Crockpot Rotisserie Chicken

This is something I wish I had learned to do right off the bat!! As a family of 3 (almost 4) on a budget, we eat a lot of "normal" stuff mostly with chicken & beef, every now & then seafood or something different like that. I always got frozen chicken breasts & thighs in the big bags at the grocery store, usually for about $10-$12 a bag depending on where I shopped. The bags would last about 1/2 a month or so. Somewhere across the internet I came across the idea of cooking a whole chicken in a crockpot & using fresh cooked chicken meat for meals.

The thought of cooking a raw chicken intimidated me beyond belief, but I thought I would try it out at least once. I'M SO GLAD I DID...y'all I am never going back to frozen chicken breast days. And seriously, what's worse than forgetting to set out the chicken to defrost & then having to power-thaw it at the last minute? Or opening up the bag & realizing the chicken is mostly just gross chicken fat.

I am getting 6-7 lb Tyson chickens at Aldi for about $5-6 each. This one chicken will last me 1.5 - 2 weeks if I plan out my meals. Of course, the chicken doesn't stay fresh past a week..so I just throw whatever is leftover in the freezer & use whatever I need to from that stash. It doesn't take a rocket scientiest to figure out that this is a better deal nutritionally & financially. So I encourage you to try this out!

Helpful Tips:
-Don't do this while you have kids running around. Just don't. Wait until they're in bed or down for a nap. Yes - it is a little bit more time consuming (but worth it) & you don't want to stop in the middle of this to tend to a child (or in my case a screaming 1 year old) when you have raw chicken juice all over your hands.
-Set up your trash can by your kitchen sink.
-Set up the crockpot right next to your sink so you don't have to walk a raw chicken that might drip juice on the floor across your kitchen.

First of all, thoroughly disinfect the sink & counters! Put the bird into the sink & cut it out of it's package. Let all the juice drain out & down the drain.

This was really hard to get a picture of, but inside the open end there will be in innards of the chicken. Remove the guts & put into your trash can (which is why you want it right beside you).

After that, rinse it off, make sure all the juice has dripped off & place it right into your crockpot. You don't need to grease the crockpot or anything - just place the chicken right inside of it!!

Now you can season the bird however you want! I usually stick with salt, pepper, garlic & onions. But you can get really creative here - stuff the bird with lemons & oranges, or put fresh herbs in with the chicken. Seriously, endless delicious possibilities! When you have it just right, cook it on low for about 3-4 hours. It will be filling your house with an INCREDIBLE smell & will look straight out of a magazine with it's crispy golden color.
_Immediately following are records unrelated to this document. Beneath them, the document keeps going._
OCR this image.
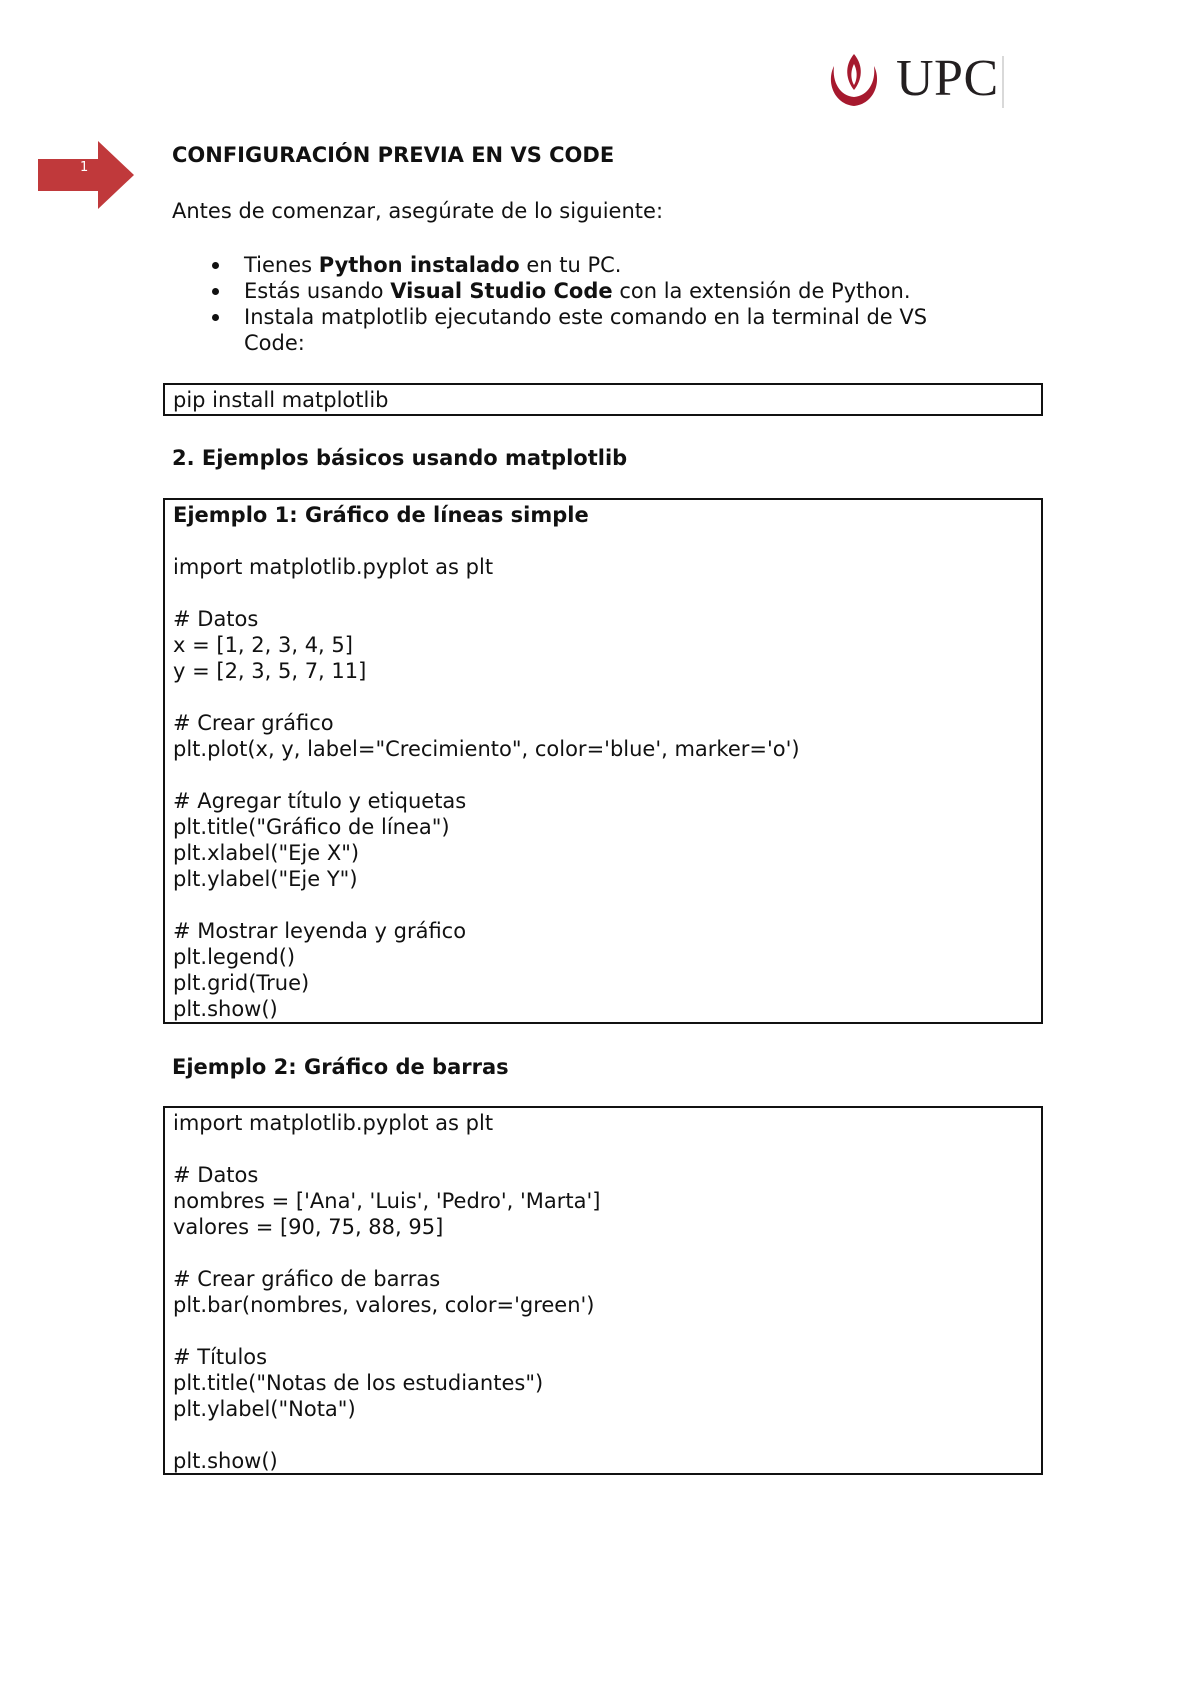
UPC
1
CONFIGURACIÓN PREVIA EN VS CODE
Antes de comenzar, asegúrate de lo siguiente:
Tienes Python instalado en tu PC.
Estás usando Visual Studio Code con la extensión de Python.
Instala matplotlib ejecutando este comando en la terminal de VS
Code:
pip install matplotlib
2. Ejemplos básicos usando matplotlib
Ejemplo 1: Gráfico de líneas simple
import matplotlib.pyplot as plt
# Datos
x = [1, 2, 3, 4, 5]
y = [2, 3, 5, 7, 11]
# Crear gráfico
plt.plot(x, y, label="Crecimiento", color='blue', marker='o')
# Agregar título y etiquetas
plt.title("Gráfico de línea")
plt.xlabel("Eje X")
plt.ylabel("Eje Y")
# Mostrar leyenda y gráfico
plt.legend()
plt.grid(True)
plt.show()
Ejemplo 2: Gráfico de barras
import matplotlib.pyplot as plt
# Datos
nombres = ['Ana', 'Luis', 'Pedro', 'Marta']
valores = [90, 75, 88, 95]
# Crear gráfico de barras
plt.bar(nombres, valores, color='green')
# Títulos
plt.title("Notas de los estudiantes")
plt.ylabel("Nota")
plt.show()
If you're eating the whole chicken as a main dish - well shoot, dinner is served! But if you want to take apart the meat & use it for other recipes like I do, you'll obviously need to let it cool down enough to be able to touch. Set up different containers, one for the meat, one for the skin & bones. From here you just have to get down & dirty & pick apart the meat. It usually only takes me 20 minutes. When you're done you'll have the chicken meat, the bones/skin & the leftover juice.

You COULD be done at this point, but if you want to go one step further, you could make chicken stock out of all of this. That post is right here:

If not, youre' done & now have delicious rotisserie chicken meat. Enjoy!

Whole chicken

Clean out chicken insides & throw away. Rinse & place chicken in crockpot. Cook on low for 3-4 hours or until done. Let cool & separate meat from bones.